In der Schreibwerkstatt entstandene Texte



Hand aufs Herz

Als sie nach Hause kam, stand ihre Mutter mit geröteten Wangen am Herd.

„Na?“, wandte sie sich um. „Wie war's bei Suzanne? Hattet ihr Spaß?“

„Ja, war ganz nett“, nuschelte Annik und spähte in den Topf, in dem eine Suppe köchelte.

Ihre Mutter strich ihr über die Wange. „Ich freue mich, dass ihr beide so gute Freundinnen seid. Suzanne ist ein nettes Mädchen.“

„Mmmh“, machte Annik und nahm sich einen Apfel aus der Schale auf dem Küchentisch.
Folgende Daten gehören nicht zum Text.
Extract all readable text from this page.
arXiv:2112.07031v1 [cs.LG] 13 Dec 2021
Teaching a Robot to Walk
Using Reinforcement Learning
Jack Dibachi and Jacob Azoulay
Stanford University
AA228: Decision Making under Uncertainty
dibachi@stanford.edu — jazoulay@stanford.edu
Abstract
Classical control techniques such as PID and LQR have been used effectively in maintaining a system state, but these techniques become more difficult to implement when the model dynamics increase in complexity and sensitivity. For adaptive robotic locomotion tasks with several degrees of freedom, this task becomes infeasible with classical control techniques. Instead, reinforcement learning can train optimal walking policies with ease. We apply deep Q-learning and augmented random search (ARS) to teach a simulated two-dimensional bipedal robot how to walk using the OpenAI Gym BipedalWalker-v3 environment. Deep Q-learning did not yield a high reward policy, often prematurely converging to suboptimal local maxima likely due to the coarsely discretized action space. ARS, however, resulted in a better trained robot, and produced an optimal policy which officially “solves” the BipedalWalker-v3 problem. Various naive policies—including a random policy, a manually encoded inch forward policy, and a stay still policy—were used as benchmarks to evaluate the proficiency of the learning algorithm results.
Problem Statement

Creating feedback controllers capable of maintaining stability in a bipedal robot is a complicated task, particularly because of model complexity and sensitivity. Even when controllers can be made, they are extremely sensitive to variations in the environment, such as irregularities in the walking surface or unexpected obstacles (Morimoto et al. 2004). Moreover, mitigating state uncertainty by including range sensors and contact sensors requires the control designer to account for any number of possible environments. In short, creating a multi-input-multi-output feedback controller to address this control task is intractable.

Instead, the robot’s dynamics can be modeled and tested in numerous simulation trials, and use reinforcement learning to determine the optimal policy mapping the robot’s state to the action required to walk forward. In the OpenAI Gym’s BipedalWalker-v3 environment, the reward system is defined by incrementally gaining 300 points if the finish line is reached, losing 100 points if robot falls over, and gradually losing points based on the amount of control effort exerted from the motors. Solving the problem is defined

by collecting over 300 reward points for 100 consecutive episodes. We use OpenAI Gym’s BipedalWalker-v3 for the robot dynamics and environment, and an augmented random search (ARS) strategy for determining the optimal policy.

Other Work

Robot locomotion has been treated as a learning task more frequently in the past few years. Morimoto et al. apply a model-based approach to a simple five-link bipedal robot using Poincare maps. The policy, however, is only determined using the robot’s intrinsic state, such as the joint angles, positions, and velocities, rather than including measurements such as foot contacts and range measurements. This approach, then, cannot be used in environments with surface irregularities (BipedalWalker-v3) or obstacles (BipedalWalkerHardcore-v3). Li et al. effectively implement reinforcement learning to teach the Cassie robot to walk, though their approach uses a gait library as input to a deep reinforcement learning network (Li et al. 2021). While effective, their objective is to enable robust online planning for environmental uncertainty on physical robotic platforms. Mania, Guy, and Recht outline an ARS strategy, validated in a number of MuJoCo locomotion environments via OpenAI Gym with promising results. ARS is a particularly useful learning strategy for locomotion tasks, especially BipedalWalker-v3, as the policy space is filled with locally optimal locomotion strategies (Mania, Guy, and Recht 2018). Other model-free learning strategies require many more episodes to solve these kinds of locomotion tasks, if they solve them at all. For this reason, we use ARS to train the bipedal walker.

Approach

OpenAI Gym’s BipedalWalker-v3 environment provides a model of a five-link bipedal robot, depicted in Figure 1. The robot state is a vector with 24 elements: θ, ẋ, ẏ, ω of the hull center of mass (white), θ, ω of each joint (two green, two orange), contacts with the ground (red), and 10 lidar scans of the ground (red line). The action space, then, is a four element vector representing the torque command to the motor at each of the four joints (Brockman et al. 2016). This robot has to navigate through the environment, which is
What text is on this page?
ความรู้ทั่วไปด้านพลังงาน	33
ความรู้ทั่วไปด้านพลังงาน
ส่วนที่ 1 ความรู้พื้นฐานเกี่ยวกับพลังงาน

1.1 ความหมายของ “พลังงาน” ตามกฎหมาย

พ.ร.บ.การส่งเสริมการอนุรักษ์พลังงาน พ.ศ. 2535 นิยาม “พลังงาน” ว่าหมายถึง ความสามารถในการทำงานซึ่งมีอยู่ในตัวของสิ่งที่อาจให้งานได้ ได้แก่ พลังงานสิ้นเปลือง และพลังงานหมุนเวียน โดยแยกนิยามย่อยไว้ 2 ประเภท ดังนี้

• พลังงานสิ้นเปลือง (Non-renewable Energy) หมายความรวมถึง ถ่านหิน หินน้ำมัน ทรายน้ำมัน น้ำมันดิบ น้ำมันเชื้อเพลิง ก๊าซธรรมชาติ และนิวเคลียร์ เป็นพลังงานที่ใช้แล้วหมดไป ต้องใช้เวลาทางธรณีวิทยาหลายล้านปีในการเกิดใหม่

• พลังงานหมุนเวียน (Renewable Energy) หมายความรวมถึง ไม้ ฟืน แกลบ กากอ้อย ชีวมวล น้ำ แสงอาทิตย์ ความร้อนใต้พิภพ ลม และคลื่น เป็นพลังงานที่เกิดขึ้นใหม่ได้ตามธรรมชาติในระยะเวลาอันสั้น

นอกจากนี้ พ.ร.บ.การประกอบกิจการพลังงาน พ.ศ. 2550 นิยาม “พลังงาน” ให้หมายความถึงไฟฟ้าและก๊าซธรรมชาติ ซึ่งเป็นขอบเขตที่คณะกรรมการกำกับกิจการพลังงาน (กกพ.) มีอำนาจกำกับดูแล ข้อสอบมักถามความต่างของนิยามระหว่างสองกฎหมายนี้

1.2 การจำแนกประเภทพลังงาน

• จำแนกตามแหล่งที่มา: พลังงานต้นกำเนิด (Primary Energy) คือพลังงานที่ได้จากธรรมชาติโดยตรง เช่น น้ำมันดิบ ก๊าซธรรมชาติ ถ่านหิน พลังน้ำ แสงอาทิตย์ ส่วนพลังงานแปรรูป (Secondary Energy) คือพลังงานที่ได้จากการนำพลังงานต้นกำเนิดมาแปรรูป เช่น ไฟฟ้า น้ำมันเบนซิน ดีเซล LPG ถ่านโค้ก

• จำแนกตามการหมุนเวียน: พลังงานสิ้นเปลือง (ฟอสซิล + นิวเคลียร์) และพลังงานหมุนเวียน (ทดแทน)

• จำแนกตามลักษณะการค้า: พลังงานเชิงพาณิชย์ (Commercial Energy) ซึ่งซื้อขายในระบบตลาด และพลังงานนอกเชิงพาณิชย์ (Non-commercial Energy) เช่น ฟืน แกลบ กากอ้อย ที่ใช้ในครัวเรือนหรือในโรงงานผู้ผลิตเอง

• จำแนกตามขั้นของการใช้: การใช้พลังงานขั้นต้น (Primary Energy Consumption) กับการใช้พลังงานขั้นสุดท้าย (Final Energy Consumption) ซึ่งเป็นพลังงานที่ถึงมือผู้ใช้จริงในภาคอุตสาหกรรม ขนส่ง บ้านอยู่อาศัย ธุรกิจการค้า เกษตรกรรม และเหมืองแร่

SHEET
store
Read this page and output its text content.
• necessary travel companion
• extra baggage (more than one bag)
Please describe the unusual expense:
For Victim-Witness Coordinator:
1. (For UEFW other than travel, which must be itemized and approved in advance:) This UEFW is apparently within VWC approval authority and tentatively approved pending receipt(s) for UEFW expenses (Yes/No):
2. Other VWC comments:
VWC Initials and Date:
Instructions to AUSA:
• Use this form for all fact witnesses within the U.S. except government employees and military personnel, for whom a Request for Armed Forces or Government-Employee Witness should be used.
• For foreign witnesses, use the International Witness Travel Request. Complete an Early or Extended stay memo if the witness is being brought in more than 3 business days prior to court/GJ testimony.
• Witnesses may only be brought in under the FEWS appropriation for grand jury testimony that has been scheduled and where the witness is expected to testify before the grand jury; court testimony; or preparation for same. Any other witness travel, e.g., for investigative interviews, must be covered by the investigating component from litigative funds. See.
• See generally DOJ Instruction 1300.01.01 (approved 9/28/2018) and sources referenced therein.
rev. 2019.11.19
„Ich geh' mal nach oben“, sagte sie.

„Ok, aber in zehn Minuten gibt es Essen.“

In ihrem Zimmer warf sich Annik aufs Bett. Sie starrte an die Decke. Nach einer Weile rollte sie sich auf die Seite und zog ihr Handy aus der Hosentasche.

Eine Nachricht von Suzanne. „Wie geht es dir?“ Smiley.

Annik spürte, wie sie errötete.  War das wirklich geschehen letzte Nacht?

Sie hatten zusammen einen Film gesehen, dabei Popcorn gegessen und sich über die Darsteller lustig gemacht – so wie meistens. Danach hatten sie noch etwas Musik gehört, bis Suzannes Mutter den Kopf durch die Tür steckte und freundlich aber bestimmt sagte: „So, jetzt ist aber Schluss für heute.“

Mitten in der Nacht erwachte Annik von lautem Gemurmel neben ihr. Sie knipste das Licht an.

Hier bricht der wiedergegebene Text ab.